4. Service class calls connector-specific verifier in `backend/app/connectors/<service>/utils/universal.py`.
5. DB updates `connector_verified` + `connector_last_updated`.

Use path (runtime connector client):

1. Feature route/service calls a connector client factory in `utils/universal.py`.
2. Factory pulls credentials via `get_connector_info_from_db` (`backend/app/connectors/utils.py`).
3. Downstream API requests run with those connector settings.

## 5) Alert -> Case

Alert creation and case linking paths:

* Auto/manual alert creation routes: `backend/app/incidents/routes/incident_alert.py`
* Case creation routes: `backend/app/incidents/routes/db_operations.py`
* Case creation service: `backend/app/incidents/services/db_operations.py`

Flow:

1. Alert is ingested/created (`/incident_alert/create/manual` or `/incident_alert/create/auto`).
2. Analyst (or workflow) calls `/incident_management/case/from-alert`.
3. Backend creates `Case` using alert fields (`create_case_from_alert`).
4. Backend creates join record in `CaseAlertLink` (`create_case_alert_link`).
5. Case now references the originating alert for SOC workflows and reporting.

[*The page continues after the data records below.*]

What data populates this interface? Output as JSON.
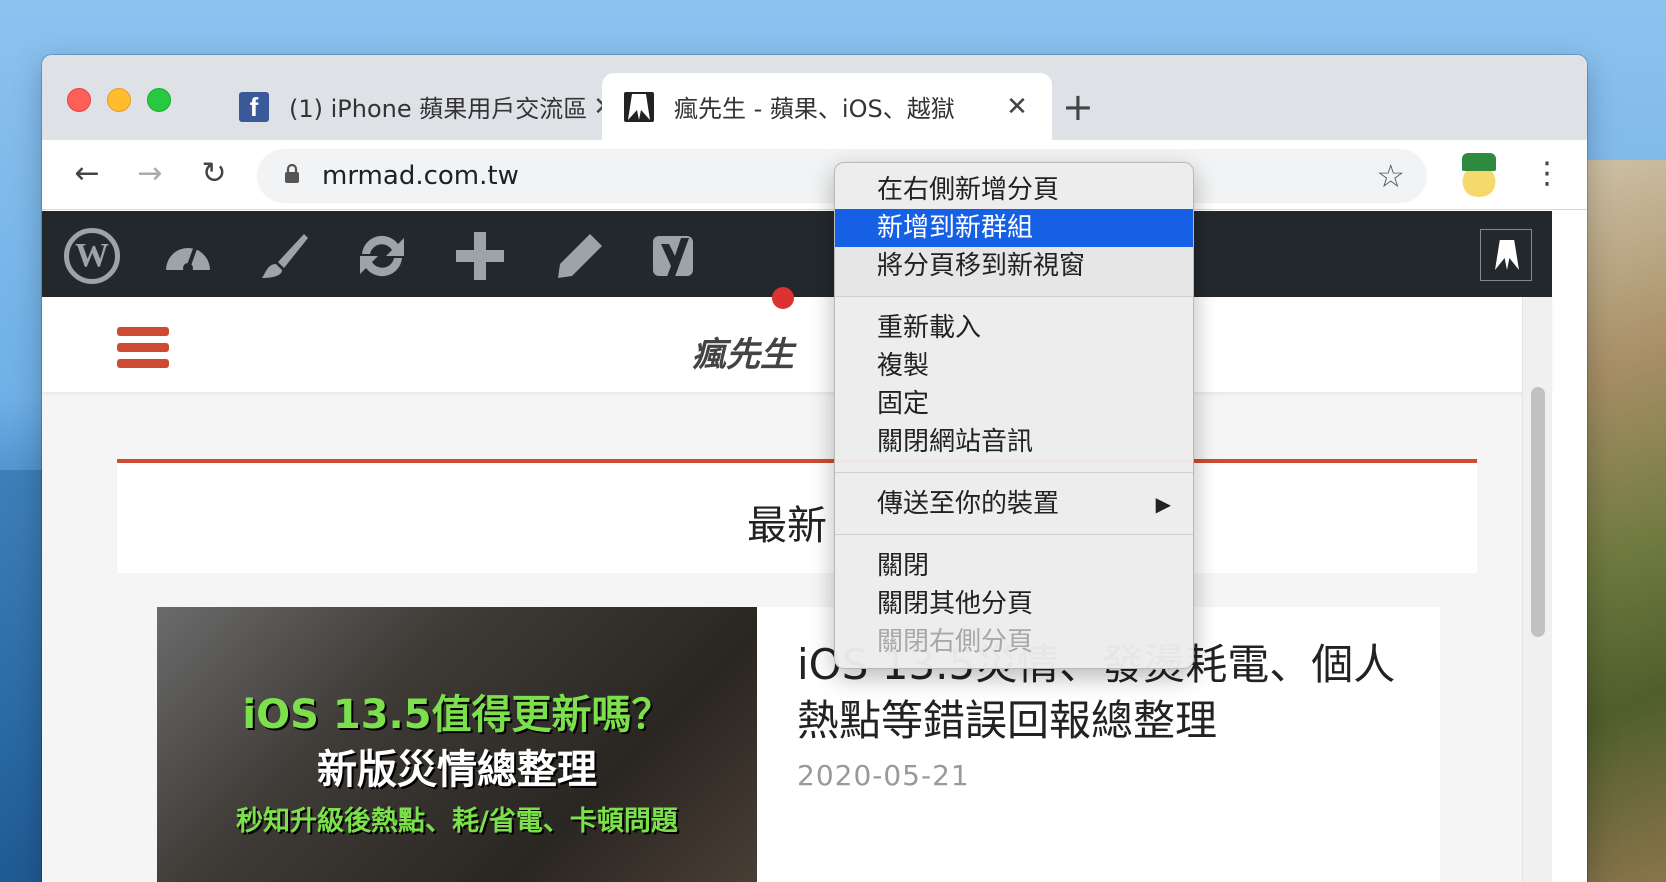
{
  "browser": {
    "tabs": [
      {
        "title": "(1) iPhone 蘋果用戶交流區",
        "favicon": "facebook-icon",
        "active": false
      },
      {
        "title": "瘋先生 - 蘋果、iOS、越獄",
        "favicon": "mrmad-icon",
        "active": true
      }
    ],
    "url": "mrmad.com.tw"
  },
  "context_menu": {
    "groups": [
      [
        {
          "label": "在右側新增分頁",
          "state": "normal"
        },
        {
          "label": "新增到新群組",
          "state": "highlighted"
        },
        {
          "label": "將分頁移到新視窗",
          "state": "normal"
        }
      ],
      [
        {
          "label": "重新載入",
          "state": "normal"
        },
        {
          "label": "複製",
          "state": "normal"
        },
        {
          "label": "固定",
          "state": "normal"
        },
        {
          "label": "關閉網站音訊",
          "state": "normal"
        }
      ],
      [
        {
          "label": "傳送至你的裝置",
          "state": "normal",
          "submenu": true
        }
      ],
      [
        {
          "label": "關閉",
          "state": "normal"
        },
        {
          "label": "關閉其他分頁",
          "state": "normal"
        },
        {
          "label": "關閉右側分頁",
          "state": "disabled"
        }
      ]
    ]
  },
  "site": {
    "logo_text": "瘋先生",
    "section_title": "最新",
    "post": {
      "thumb_line1": "iOS 13.5值得更新嗎？",
      "thumb_line2": "新版災情總整理",
      "thumb_line3": "秒知升級後熱點、耗/省電、卡頓問題",
      "title": "iOS 13.5災情、發燙耗電、個人熱點等錯誤回報總整理",
      "date": "2020-05-21"
    }
  },
  "colors": {
    "accent": "#cf4a32",
    "menu_highlight": "#1660e6",
    "admin_bar": "#23282d"
  }
}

## 6) Artifact Upload to MinIO

Two common paths:

* Generic upload: `/api/agent_data_store/upload` (`backend/app/data_store/data_store_routes.py`)
* Velociraptor collection upload: `backend/app/connectors/velociraptor/services/artifacts.py`

Velociraptor-specific flow:

1. Collection job runs and gets `flow_id`.
2. `fetch_file_from_filestore` downloads zipped results locally.
3. `upload_agent_artifact_file` uploads file to MinIO bucket `velociraptor-artifacts` with key `agent_id/flow_id/file.zip` (`backend/app/data_store/data_store_operations.py`).
4. Metadata is stored in `AgentDataStore` table.
5. UI/API can list/download/delete via `backend/app/data_store/data_store_routes.py`.